Para el caso del 13, que en tiempos del culto a la Diosa era considerado exactamente lo contrario que después: un número sagrado, de muy buen augurio —como ocurre con esta cifra dentro de otras culturas no indoeuropeas, por ejemplo, la de Mesoamérica precolombina—, un número mágico que de hecho expresaba la cantidad de meses del año lunar —el calendario según el cual se regía no sólo la agricultura sino además la vida—, para el caso del 13 el método difamador de la iconotropía funcionó convirtiendo al 13 en símbolo de mal augurio, y otorgando esta misma cifra, con el nombre de siempre, a la deidad infernal —según un proceso religioso hegemónico nada diferente del realizado por el catolicismo colonizante, que  allí adonde llegó, en Europa o en ultramar, dictaminó que el Demonio tenía exactamente la misma figura del Dios vencido y colonizado.
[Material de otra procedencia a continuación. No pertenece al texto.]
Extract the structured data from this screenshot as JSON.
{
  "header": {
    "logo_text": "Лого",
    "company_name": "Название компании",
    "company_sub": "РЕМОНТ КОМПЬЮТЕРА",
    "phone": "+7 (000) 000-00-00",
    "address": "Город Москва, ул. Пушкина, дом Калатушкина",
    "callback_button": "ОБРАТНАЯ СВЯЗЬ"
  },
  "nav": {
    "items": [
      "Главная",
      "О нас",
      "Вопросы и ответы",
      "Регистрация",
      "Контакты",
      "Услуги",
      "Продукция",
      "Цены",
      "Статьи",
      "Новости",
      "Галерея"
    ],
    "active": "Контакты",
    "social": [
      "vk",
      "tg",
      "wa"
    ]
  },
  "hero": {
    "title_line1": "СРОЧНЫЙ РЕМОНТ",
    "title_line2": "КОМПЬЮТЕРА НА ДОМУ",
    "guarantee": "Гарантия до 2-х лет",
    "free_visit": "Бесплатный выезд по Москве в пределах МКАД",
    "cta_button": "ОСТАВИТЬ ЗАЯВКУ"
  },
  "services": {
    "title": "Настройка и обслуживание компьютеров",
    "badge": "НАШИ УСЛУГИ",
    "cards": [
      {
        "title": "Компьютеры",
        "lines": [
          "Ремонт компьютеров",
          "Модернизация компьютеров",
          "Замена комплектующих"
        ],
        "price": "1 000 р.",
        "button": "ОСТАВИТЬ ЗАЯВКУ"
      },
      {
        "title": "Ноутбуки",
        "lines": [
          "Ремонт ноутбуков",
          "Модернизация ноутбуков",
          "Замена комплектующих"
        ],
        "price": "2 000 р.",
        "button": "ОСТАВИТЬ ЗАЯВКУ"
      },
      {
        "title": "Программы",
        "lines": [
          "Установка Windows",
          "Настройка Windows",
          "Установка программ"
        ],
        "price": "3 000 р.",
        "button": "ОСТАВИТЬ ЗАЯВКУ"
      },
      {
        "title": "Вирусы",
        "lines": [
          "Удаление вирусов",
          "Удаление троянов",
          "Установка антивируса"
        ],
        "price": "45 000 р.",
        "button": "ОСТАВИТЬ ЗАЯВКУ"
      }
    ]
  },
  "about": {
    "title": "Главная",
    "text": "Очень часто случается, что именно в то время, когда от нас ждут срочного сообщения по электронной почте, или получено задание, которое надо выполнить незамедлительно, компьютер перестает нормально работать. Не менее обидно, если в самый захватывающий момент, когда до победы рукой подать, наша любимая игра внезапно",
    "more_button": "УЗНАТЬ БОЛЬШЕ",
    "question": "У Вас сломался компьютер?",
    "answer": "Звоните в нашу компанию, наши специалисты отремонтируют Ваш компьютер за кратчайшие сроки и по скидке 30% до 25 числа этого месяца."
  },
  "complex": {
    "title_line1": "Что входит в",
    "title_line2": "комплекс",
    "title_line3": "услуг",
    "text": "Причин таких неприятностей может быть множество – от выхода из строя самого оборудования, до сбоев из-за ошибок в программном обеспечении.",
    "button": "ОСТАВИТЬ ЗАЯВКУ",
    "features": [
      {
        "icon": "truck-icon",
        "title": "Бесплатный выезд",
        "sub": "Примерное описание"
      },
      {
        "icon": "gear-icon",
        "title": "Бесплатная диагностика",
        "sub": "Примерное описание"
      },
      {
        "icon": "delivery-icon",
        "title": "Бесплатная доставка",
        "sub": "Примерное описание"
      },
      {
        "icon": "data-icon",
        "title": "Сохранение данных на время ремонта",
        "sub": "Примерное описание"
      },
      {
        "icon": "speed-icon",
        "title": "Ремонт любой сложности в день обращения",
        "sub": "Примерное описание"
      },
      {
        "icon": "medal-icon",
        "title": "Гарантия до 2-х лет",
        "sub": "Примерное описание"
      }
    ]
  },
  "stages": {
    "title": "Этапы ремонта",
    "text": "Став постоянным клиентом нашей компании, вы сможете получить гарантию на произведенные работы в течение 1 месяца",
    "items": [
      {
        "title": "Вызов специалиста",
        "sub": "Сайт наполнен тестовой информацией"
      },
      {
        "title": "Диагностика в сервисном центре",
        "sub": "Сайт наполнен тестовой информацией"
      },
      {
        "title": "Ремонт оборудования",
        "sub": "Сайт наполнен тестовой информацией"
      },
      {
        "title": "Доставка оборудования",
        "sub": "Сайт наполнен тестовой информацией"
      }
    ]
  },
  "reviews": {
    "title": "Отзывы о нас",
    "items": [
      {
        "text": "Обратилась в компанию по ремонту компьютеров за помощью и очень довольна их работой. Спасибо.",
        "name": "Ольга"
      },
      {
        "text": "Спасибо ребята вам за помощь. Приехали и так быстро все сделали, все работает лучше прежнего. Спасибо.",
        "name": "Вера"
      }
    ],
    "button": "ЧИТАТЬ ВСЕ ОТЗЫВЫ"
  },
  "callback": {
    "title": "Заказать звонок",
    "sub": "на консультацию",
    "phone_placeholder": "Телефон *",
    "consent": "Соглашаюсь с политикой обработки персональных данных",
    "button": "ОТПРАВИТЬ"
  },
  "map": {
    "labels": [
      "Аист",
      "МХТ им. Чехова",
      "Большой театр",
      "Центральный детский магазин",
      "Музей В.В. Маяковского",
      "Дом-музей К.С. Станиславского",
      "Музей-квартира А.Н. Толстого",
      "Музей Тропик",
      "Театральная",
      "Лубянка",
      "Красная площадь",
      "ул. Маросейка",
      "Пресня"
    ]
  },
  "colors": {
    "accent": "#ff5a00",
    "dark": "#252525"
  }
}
Durante el ascenso patriarcal y olímpico en Grecia, antaño Pelasgia, fue una práctica habitual la tergiversación de mitos arcaicos prehelénicos, especialmente de aquellos mitos que proponían, para la religión de la Diosa, tradiciones sexuales orgiásticas, no monógamas ni patriarcales, y que establecían un centro femenino y sexual para la religión y la política (Cfr. Robert Graves, sus libros: Los mitos griegos y La Diosa Blanca). La fobia al número 13 es probablemente otra forma de erradicar la primacía que la mujer había tenido en la sociedad pregriega, demonizando sus símbolos femeninos, sus calendarios de fertilidad, tan relacionados con “promiscuos” cultos sexuales a la naturaleza y a la tierra, con poderosas y sicalípticas deidades femeninas, y con una magnífica ausencia de guerras de rapiña, y una loable carencia de afanes de expansión territorial, y de sometimiento del hombre por el hombre y de la mujer por el hombre.